Trading terminology
Ask - The lowest price sellers are willing to sell a security.
Bid - The highest price buyers are willing to pay for a security.
Bond - A bond is a fixed income instrument that represents a loan made by an investor to a borrower (typically corporate or governmental). A bond could be thought of as an I.O.U (I owe you) between the lender and borrower that includes the details of the loan and its payments. Bonds are used by companies, municipalities, states, and sovereign governments to finance projects and operations. Owners of bonds are debtholders or creditors of the issuer.
Commodities - A commodity is a basic good used in commerce that is interchangeable with other goods of the same type. Commodities are most often used as inputs in the production of other goods or services.
Exchange-Traded Funds (ETFs) - An exchange-traded fund (ETF) is a type of security that tracks an index, sector, commodity, or other assets, but which can be purchased or sold on a stock exchange the same way a regular stock can. An ETF can be structured to track anything from the price of an individual commodity to a large and diverse collection of securities. ETFs can even be structured to track specific investment strategies.
Execution - Execution is the completion of a buy or sell order for a security. The execution of an order occurs when it gets filled, not when the investor places it.
Dividend Distribution - A dividend is the distribution of corporate profits to eligible shareholders. Common shareholders of dividend-paying companies are typically eligible to receive dividends as long as they own the stock before the ex-dividend date. Dividend distributions can be done in cash (cash dividend) or in units of stock (stock dividend).
Fill - A fill is an executed order. It is the action of completing or satisfying an order for a security or commodity. Order execution and reporting fill is a fundamental act in the transacting of stocks, bonds or any other type of security.
Foreign Currency Spread - The spread is the difference between the Bid price (highest price buyers are willing to pay) and the Ask price (lowest price sellers are willing to sell) of a security.
Mergers - A merger is an agreement that unites two existing companies into one new company. Mergers are a way for companies to expand their reach, expand into new segments, or gain market share.
Options - The term option refers to a financial instrument that is based on the value of underlying securities such as stocks. An options contract offers the buyer the right but not the obligation to buy or sell—depending on the type of contract they hold—the underlying asset.
Order - An order consists of instructions to a broker or brokerage firm to purchase or sell a security on an investor's behalf. An order is the fundamental trading unit of a securities market. To learn more about the different types of orders offered via the MogoTrade app, you can refer here.

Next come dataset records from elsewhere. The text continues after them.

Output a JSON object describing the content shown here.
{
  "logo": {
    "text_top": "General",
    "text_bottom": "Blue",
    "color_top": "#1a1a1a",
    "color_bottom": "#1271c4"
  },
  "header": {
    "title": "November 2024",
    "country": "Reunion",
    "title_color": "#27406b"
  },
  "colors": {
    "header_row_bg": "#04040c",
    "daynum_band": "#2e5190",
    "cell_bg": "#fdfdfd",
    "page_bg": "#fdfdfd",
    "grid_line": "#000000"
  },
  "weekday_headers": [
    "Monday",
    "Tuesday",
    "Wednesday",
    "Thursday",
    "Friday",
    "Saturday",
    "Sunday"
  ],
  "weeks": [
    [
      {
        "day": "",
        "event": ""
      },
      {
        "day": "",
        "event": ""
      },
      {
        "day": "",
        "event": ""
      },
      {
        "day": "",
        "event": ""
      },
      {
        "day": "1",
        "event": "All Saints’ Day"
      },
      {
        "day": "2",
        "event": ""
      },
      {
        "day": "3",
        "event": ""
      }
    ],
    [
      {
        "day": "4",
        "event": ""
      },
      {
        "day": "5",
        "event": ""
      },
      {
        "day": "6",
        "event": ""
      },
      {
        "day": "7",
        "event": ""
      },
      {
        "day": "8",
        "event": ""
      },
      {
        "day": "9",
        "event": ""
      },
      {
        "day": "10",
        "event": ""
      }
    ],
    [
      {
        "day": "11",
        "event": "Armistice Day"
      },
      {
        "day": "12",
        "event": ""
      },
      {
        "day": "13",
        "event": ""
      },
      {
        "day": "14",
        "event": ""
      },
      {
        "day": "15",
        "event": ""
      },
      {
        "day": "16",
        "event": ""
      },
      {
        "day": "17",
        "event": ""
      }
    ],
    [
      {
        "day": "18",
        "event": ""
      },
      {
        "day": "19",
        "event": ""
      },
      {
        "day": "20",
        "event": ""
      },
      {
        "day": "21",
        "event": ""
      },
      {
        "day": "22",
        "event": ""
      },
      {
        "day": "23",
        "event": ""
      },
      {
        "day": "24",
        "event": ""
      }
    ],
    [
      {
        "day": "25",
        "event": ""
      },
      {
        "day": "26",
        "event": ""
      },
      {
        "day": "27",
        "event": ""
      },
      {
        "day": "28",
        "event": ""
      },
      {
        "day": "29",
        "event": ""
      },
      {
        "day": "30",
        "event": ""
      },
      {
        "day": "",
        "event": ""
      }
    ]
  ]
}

Reverse Stock Split - A reverse stock split consolidates the number of existing shares of stock held by shareholders into fewer shares. A reverse stock split does not directly impact a company's value (only its stock price).
Securities - The term "security" refers to a fungible, negotiable financial instrument that holds some type of monetary value. It represents an ownership position in a publicly-traded corporation via stock; a creditor relationship with a governmental body or a corporation represented by owning that entity's bond; or rights to ownership as represented by an option.
Short Sale - It is generally a transaction in which an investor sells borrowed securities in anticipation of a price decline; the seller is then required to return an equal number of shares at some point in the future.
Stock - A stock (also known as equity) is a security that represents the ownership of a fraction of a corporation. This entitles the owner of the stock to a proportion of the corporation's assets and profits equal to how much stock they own. Units of stock are called "shares."
Stock Market - The stock market refers to the collection of markets and exchanges where regular activities of buying, selling, and issuance of shares of publicly-held companies take place. Such financial activities are conducted through institutionalized formal exchanges
Stock Split - A stock split is when a company divides the existing shares of its stock into multiple new shares to boost the stock's liquidity. Although the number of shares outstanding increases by a specific multiple, the total dollar value of the shares remains the same compared to pre-split amounts, because the split does not add any real value.